Fenomena tersebut mencuat setelah beredar informasi sekitar 60 ribu calon mahasiswa tidak melakukan registrasi ulang. Namun, Tim Penanggung Jawab Seleksi Nasional Penerimaan Mahasiswa Baru (SNPMB) menjelaskan bahwa angka tersebut merupakan akumulasi peserta dari seluruh jalur seleksi, yakni Seleksi Nasional Berdasarkan Prestasi (SNBP), Seleksi Nasional Berdasarkan Tes (SNBT), serta seleksi mandiri yang diselenggarakan masing-masing perguruan tinggi.
Meski demikian, Puan menilai jumlah tersebut tetap menjadi perhatian serius karena berpotensi menghilangkan kesempatan calon mahasiswa lain yang tidak berhasil lolos seleksi.
"Fenomena seperti itu patut disayangkan. Karena menghalangi hak mahasiswa lain yang tidak lolos seleksi. Kesempatan yang ada jadi terbuang, sementara mungkin ada anak-anak lain yang berharap masuk," ujarnya.
Ia menegaskan, keberhasilan sistem seleksi tidak semestinya hanya diukur dari banyaknya peserta yang dinyatakan lolos, melainkan dari seberapa besar peluang mereka untuk benar-benar menempuh pendidikan tinggi.
"Keberhasilan sistem seleksi seharusnya tidak berhenti pada pengumuman hasil penerimaan saja.
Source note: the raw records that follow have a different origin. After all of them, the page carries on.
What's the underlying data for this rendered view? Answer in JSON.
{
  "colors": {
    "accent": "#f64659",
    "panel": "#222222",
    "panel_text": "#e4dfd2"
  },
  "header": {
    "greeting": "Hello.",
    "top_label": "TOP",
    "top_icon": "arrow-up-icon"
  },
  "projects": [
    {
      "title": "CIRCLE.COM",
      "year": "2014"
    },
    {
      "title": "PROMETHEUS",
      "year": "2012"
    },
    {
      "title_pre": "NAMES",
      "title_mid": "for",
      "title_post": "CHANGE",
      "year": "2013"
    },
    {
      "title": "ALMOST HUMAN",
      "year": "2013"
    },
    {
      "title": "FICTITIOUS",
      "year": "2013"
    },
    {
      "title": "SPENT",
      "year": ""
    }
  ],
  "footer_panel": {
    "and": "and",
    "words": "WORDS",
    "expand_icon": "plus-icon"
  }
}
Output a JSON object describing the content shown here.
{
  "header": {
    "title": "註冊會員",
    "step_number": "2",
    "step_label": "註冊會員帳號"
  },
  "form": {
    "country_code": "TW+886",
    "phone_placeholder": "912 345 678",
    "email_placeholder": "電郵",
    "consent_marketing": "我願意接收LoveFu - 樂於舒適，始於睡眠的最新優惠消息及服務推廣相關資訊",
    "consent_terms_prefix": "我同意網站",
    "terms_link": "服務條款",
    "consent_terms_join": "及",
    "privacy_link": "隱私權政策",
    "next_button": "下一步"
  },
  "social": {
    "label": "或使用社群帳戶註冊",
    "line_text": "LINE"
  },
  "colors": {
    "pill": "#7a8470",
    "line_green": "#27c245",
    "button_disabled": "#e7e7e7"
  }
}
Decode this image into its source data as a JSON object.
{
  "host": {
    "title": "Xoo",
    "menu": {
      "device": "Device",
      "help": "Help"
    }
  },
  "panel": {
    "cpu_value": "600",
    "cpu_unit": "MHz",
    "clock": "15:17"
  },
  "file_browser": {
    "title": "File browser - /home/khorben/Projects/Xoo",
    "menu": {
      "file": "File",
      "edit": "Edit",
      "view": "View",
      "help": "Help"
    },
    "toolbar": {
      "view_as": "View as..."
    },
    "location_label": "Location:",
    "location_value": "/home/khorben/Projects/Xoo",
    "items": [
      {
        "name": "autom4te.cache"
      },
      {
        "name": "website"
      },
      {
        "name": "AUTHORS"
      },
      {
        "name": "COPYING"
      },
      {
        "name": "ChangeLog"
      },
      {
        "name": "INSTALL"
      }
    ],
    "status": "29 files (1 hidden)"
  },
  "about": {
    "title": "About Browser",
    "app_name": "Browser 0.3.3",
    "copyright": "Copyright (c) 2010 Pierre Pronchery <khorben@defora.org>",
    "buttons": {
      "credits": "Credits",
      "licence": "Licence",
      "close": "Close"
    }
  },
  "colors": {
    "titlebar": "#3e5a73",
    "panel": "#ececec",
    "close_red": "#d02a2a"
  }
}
Negara juga perlu memastikan bahwa setiap peserta yang telah memperoleh kursi di PTN memiliki kesempatan yang sama untuk benar-benar memanfaatkannya," katanya.
Berdasarkan penjelasan panitia SNPMB, terdapat sejumlah faktor yang menyebabkan peserta tidak melakukan registrasi ulang.
Di antaranya diterima pada program studi yang bukan menjadi pilihan utama, memilih mengikuti jalur seleksi mandiri atau perguruan tinggi swasta untuk memperoleh program studi yang lebih sesuai, hingga kendala ekonomi karena tidak memperoleh bantuan Kartu Indonesia Pintar (KIP) Kuliah.